TEMPO.CO, Jakarta - Sekretaris Jenderal Partai Golkar Lodewijk F. Paulus menilai masih terlalu jauh bagi koalisinya untuk membicarakan kemungkinan memberi kursi Ketua Majelis Permusyawaratan Rakyat (MPR) untuk Gerindra. Musababnya, ujar Lodewijk, di internal Koalisi Indonesia Kerja (KIK) sendiri masih berebut kursi ketua MPR.
"Di internal kami saja kan masih ramai. Jadi, ke dalam aja belum beres, apalagi ke luar. Terlalu jauh," ujar Lodewijk ketika ditanya ihwal kemungkinan KIK memberikan kursi Ketua MPR, saat ditemui di Hotel Kartika Chandra, Jakarta, pada Ahad, 28 Juli 2019.
Partai Golkar pun, ujar Lodewijk, belum juga memutuskan apakah akan mengajukan paket MPR dengan KIK atau tidak. "Apakah partai Golkar akan ke KIK atau ke yang lain, kan belum juga," ujar purnawirawan TNI itu.
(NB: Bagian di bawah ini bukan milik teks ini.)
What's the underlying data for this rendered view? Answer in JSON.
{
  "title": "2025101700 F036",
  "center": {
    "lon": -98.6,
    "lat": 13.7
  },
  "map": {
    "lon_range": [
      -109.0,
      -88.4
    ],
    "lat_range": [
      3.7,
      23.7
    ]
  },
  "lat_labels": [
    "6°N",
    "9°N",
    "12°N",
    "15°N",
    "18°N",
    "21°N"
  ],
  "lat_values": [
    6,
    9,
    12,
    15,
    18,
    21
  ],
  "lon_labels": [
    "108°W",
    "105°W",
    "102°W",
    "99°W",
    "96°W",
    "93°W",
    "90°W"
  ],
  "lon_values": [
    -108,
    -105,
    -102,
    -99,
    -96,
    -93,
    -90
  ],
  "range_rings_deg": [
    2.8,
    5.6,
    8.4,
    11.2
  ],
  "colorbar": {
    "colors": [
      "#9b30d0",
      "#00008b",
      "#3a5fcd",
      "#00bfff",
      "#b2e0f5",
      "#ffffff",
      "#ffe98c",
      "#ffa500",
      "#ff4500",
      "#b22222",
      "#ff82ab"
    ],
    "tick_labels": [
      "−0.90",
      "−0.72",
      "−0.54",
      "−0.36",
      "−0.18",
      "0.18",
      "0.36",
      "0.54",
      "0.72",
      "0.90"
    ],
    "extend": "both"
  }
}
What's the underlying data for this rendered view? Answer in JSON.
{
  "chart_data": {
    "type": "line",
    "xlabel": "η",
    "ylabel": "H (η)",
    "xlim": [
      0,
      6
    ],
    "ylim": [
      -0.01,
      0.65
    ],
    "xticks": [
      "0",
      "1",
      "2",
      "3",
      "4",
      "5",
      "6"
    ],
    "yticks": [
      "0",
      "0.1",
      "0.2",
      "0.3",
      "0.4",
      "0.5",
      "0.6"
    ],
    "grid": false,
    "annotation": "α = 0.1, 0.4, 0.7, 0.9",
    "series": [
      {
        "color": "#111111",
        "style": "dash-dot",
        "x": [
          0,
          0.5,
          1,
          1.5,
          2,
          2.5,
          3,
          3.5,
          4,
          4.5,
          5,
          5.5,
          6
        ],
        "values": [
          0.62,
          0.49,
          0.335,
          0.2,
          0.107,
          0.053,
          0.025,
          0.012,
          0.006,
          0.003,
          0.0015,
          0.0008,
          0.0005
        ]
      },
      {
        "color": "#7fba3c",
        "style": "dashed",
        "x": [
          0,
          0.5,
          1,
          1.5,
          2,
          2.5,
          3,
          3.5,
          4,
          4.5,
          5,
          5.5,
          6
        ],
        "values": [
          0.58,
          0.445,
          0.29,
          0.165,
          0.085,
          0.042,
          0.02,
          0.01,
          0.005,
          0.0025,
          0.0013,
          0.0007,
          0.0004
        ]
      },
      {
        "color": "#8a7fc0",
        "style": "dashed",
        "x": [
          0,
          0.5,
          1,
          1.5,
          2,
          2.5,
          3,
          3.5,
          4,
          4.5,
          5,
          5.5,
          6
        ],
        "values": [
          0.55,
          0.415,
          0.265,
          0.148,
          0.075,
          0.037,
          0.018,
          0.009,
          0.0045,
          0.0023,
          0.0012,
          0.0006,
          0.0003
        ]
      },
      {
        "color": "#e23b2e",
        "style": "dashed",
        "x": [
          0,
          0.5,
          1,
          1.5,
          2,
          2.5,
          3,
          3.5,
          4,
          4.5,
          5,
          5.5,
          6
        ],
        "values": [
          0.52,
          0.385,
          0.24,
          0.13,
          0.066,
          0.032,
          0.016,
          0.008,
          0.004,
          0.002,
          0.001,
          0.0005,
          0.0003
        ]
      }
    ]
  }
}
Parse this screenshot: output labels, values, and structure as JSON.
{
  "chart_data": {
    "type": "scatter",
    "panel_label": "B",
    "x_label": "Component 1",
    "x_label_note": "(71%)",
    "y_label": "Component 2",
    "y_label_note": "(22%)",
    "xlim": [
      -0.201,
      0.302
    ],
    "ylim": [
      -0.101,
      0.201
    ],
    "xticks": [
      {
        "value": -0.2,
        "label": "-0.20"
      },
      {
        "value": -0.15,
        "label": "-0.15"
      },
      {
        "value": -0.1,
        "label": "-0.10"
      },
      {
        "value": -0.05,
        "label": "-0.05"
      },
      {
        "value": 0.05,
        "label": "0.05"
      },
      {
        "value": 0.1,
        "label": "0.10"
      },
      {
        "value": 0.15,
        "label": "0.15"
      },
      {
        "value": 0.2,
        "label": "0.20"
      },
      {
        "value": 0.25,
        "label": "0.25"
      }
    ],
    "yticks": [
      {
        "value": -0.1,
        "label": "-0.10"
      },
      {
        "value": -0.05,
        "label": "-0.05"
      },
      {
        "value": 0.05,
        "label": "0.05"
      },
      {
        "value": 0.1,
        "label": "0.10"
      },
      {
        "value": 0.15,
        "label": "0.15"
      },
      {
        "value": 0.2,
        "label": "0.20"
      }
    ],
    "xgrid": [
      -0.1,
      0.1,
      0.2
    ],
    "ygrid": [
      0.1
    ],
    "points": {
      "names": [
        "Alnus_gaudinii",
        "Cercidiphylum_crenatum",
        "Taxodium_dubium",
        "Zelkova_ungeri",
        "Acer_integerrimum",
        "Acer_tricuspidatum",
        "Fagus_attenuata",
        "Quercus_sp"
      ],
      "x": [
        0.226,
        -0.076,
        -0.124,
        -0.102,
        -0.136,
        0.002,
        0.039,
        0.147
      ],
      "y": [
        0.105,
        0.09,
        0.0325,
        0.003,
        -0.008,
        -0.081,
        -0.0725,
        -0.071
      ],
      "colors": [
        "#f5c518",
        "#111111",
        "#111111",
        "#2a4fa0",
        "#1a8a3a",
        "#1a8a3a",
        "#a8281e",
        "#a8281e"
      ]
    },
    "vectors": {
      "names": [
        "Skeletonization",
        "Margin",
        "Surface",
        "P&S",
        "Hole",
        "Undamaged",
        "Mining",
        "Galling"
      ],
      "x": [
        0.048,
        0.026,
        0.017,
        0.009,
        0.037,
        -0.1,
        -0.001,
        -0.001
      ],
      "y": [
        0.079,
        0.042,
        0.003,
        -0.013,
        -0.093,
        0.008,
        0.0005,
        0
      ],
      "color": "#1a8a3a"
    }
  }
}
Namun, dalam konteks kesantunan politik, ujar Lodewijk, Golkar sebagai pemilik kursi terbanyak kedua di perlemen, tetap dirasa paling berhak mendapatkan kursi Ketua MPR di periode kepengurusan parlemen mendatang. "Kalau berbicara konteks kesantunan, ya, harusnya begitu," ujar Lodewijk.
Sebelumnya, terjadi pertemuan antara empat ketua umum partai KIK, yakni Nasdem, Golkar, PKB dan PPP di DPP NasDem Gondangdia, Jakarta pada Rabu lalu. Namun, pertemuan itu tidak melibatkan perwakilan PDIP. Dua hari kemudian, terjadi pertemuan antara Ketua Umum PDIP Megawati Soekarnoputri dan Ketua Umum Gerindra Prabowo Subianto. Usai pertemuan, Sekretaris Jenderal PDIP Hasto Kristiyanto mengatakan, Partai Gerindra dan PDIP memiliki sejumlah garis politik dan konsep politik yang sama dengan Partai Gerindra.
Hal ini, istilah Hasto, membuka peluang kerjasama dengan Gerindra. Kendati tidak berkoalisi, ujar Hasto, ada banyak ruang untuk bekerjasama dengan Gerindra dalam hal mengajukan paket MPR sebagai jalan tengah. "Iya, bisa. Ada ruang, kerjasama di parlemen, DPR, MPR," ujar Hasto Kristiyanto di kediaman Megawati, Jalan Teuku Umar, Jakarta pada Rabu, 24 Juli 2019.
Lodewijk mengatakan, memang ada dua kemungkinan jika Gerindra ingin merapat. Pertama, masuk kabinet. Kedua, memperkuat parlemen. Untuk opsi kedua, ujar Lodewijk, tentu perlu pembahasan bersama.
"Kalau untuk masuk kabinet kan sepenuhnya hak prerogatif presiden. Tapi kalau parlemen dan alat kelengkapan Dewan, tentunya ketum perlu berkumpul dengan Pak Jokowi untuk memutuskan," ujar Lodewijk.